Effect of bracket bevel design and oral environmental factors on frictional resistance

Abstract

Objective: To investigate the effects of bracket bevel design and oral environmental factors (saliva, temperature) on frictional resistance.

Materials and methods: Five types of brackets, namely a conventional bracket (Omni-arch), an active self-ligating bracket (Clippy), and three passive self-ligating brackets (Carriere, Damon, and Tenbrook T1) coupled with a 0.014-inch austenitic nickel-titanium archwire were tested. In the experimental model, which used a group of five identical brackets, the center bracket was displaced 3 mm to mimic the binding effects. The friction experiments were performed at three temperatures (20°C, 37°C, 55°C) in a dry or a wet (artificial saliva) state. Finally, the surfaces of the bracket slots were observed using scanning electron microscopy (SEM) before and after the friction tests.

Results: The sliding frictional force was significantly influenced by the bracket slot bevel and saliva whether in the active or passive configuration (P < .05). The frictional force significantly increased as the temperature increased in the active configuration (P < .01).
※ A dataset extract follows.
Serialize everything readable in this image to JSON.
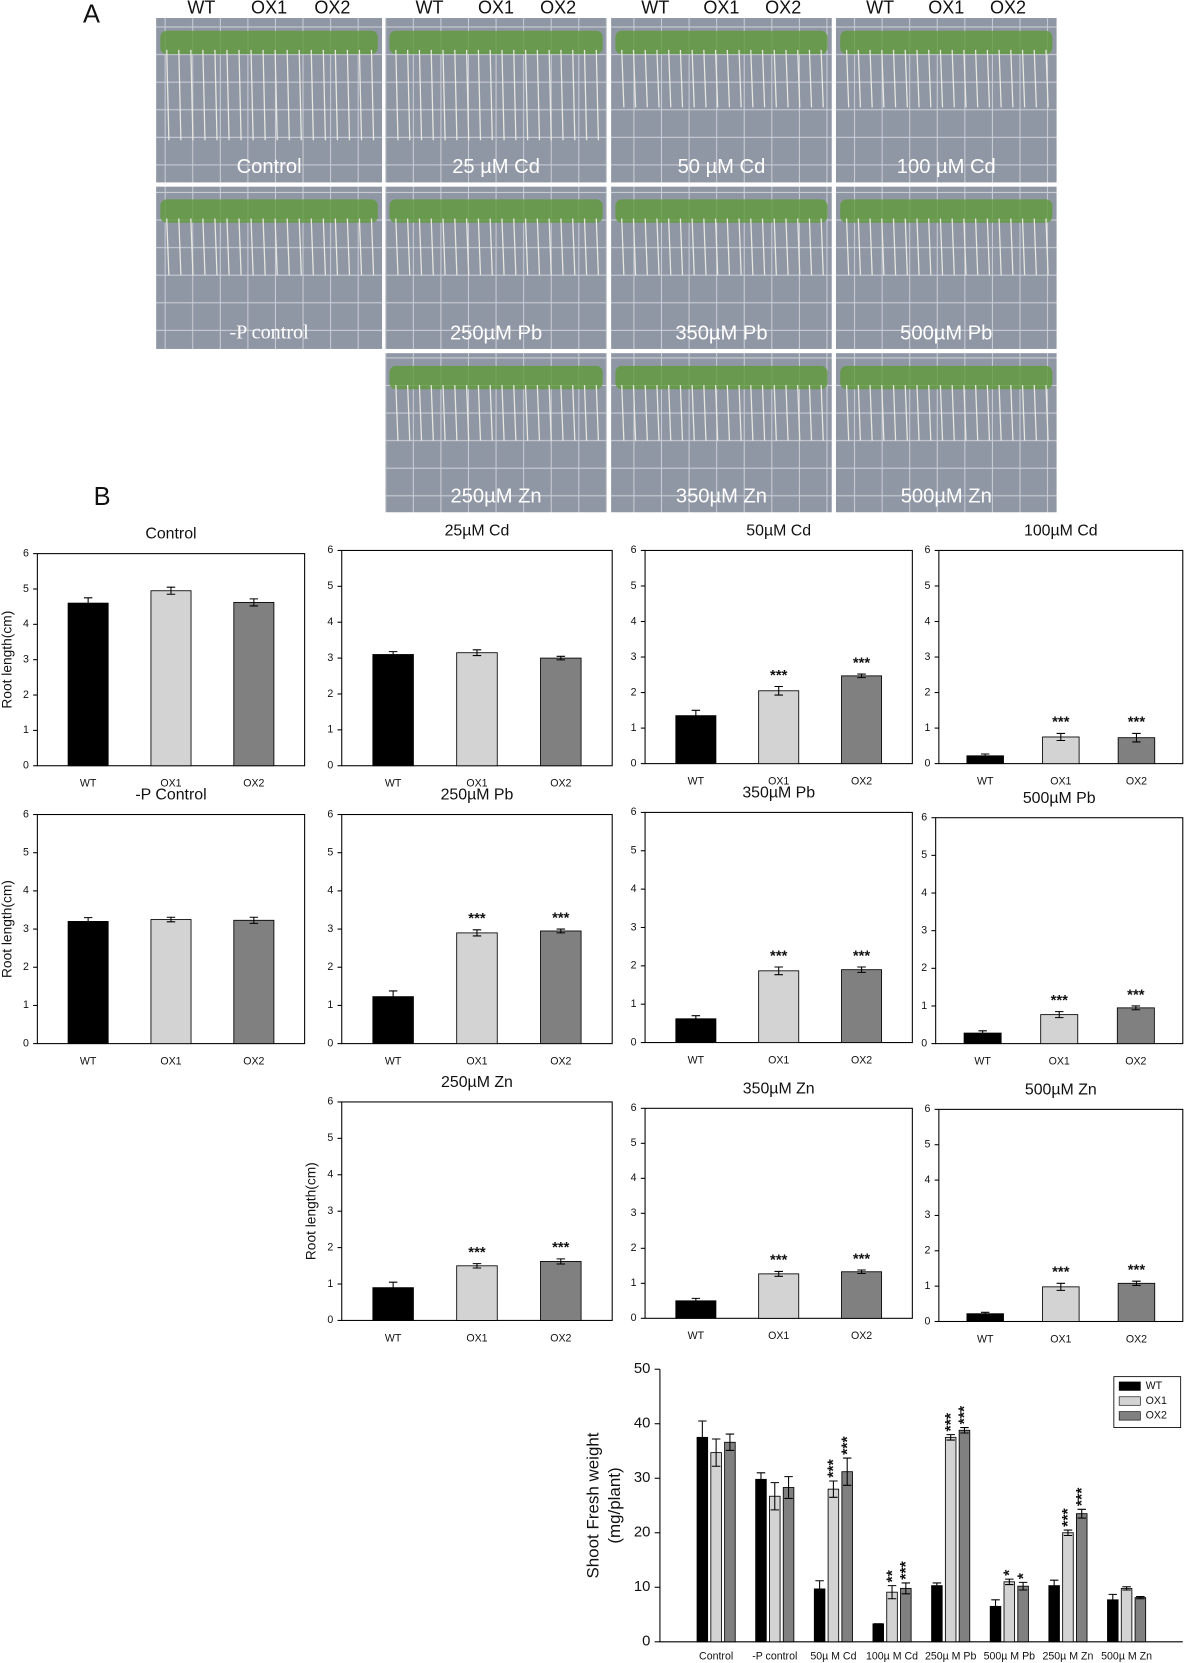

Based on the SEM observations, a correlation was found among the level of frictional force, the bevel angle, and the depth of scratches on bracket bevels.
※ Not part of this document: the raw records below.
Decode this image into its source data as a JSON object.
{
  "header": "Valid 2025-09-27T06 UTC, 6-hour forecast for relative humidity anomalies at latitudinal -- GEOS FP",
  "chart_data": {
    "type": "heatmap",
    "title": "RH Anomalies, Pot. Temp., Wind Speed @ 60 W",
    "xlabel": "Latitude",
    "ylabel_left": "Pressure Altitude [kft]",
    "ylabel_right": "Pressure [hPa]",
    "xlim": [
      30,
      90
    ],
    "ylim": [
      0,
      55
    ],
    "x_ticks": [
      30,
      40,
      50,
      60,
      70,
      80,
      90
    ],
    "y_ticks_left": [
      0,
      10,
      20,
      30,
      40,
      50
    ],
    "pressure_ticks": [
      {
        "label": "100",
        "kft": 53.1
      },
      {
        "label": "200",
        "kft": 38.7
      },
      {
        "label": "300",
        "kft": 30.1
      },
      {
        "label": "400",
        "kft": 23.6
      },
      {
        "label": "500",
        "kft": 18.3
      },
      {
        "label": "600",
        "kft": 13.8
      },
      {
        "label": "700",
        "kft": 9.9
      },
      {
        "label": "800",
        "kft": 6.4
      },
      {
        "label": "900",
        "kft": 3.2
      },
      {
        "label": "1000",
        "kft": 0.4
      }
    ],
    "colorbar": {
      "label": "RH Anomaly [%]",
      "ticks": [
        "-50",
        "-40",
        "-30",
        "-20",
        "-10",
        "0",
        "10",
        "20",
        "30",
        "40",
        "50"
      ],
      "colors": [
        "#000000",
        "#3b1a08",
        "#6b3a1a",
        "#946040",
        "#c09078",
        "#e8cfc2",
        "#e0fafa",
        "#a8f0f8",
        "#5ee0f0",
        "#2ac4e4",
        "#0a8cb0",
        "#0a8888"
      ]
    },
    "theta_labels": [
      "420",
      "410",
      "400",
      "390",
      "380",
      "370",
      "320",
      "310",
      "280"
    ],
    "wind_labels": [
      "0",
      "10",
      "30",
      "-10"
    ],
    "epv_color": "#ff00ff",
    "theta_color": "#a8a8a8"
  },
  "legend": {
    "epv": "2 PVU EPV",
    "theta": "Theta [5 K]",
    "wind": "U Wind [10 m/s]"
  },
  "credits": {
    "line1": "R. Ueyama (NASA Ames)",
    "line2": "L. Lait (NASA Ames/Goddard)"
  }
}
Conclusion: Frictional force can be reduced by increasing the bevel angle and by lowering the oral temperature, whereas the presence of saliva increases frictional resistance.

Figure 1.

Customized experiment model. (A) 0-mm position of center bracket (passive configuration). (B) 3-mm displacement of center bracket (active configuration).

Figure 2.

Experiment setup. (A) Temperature-controlled chamber. (B) Temperature controller. (C) Peristaltic pump.

Figure 3.

Force-displacement plots. Each combination was tested three times (T1, T2, T3). The kinetic frictional force was determined by averaging the readings on the Y-axis at intervals of constant drawing force.

Figure 4.

Top view, SEM images of five types of bracket, at 20× (left column) and 100× (right column). (A) (F), Omni-arch (conventional bracket). (B) (G), Clippy (ASLB). (C) (H), Carriere (PSLB). (D) (I), Damon (PSLB). (E) (J), Tenbrook T1 (PSLB).

Figure 5.

SEM images (100×) of Omni-arch (conventional) bracket slot under six oral conditions taken after friction test in the active configuration. Scratches are indicated by arrows. (A) 20°C dry state. (B) 37°C dry state. (C) 55°C dry state. (D) 20°C wet state. (E) 37°C wet state. (F) 55°C wet state.

Figure 6.

SEM images (100×) of Clippy (ASLB, left column) and Carriere (PSLB, right column) bracket slots under various oral conditions taken after friction test in the active configuration. Scratches are indicated by arrows. (A) (E), 37°C dry state. (B) (F), 37°C wet state. (C) (G), 55°C dry state. (D) (H), 55°C wet state.

Figure 7.

SEM images (100×) of Damon (left column) and Tenbrook T1 (right column) bracket slots under two different oral conditions taken after friction test in the active configuration. Scratches are indicated by arrow. (A) (C), 37°C wet state. (B) (D), 55°C wet state.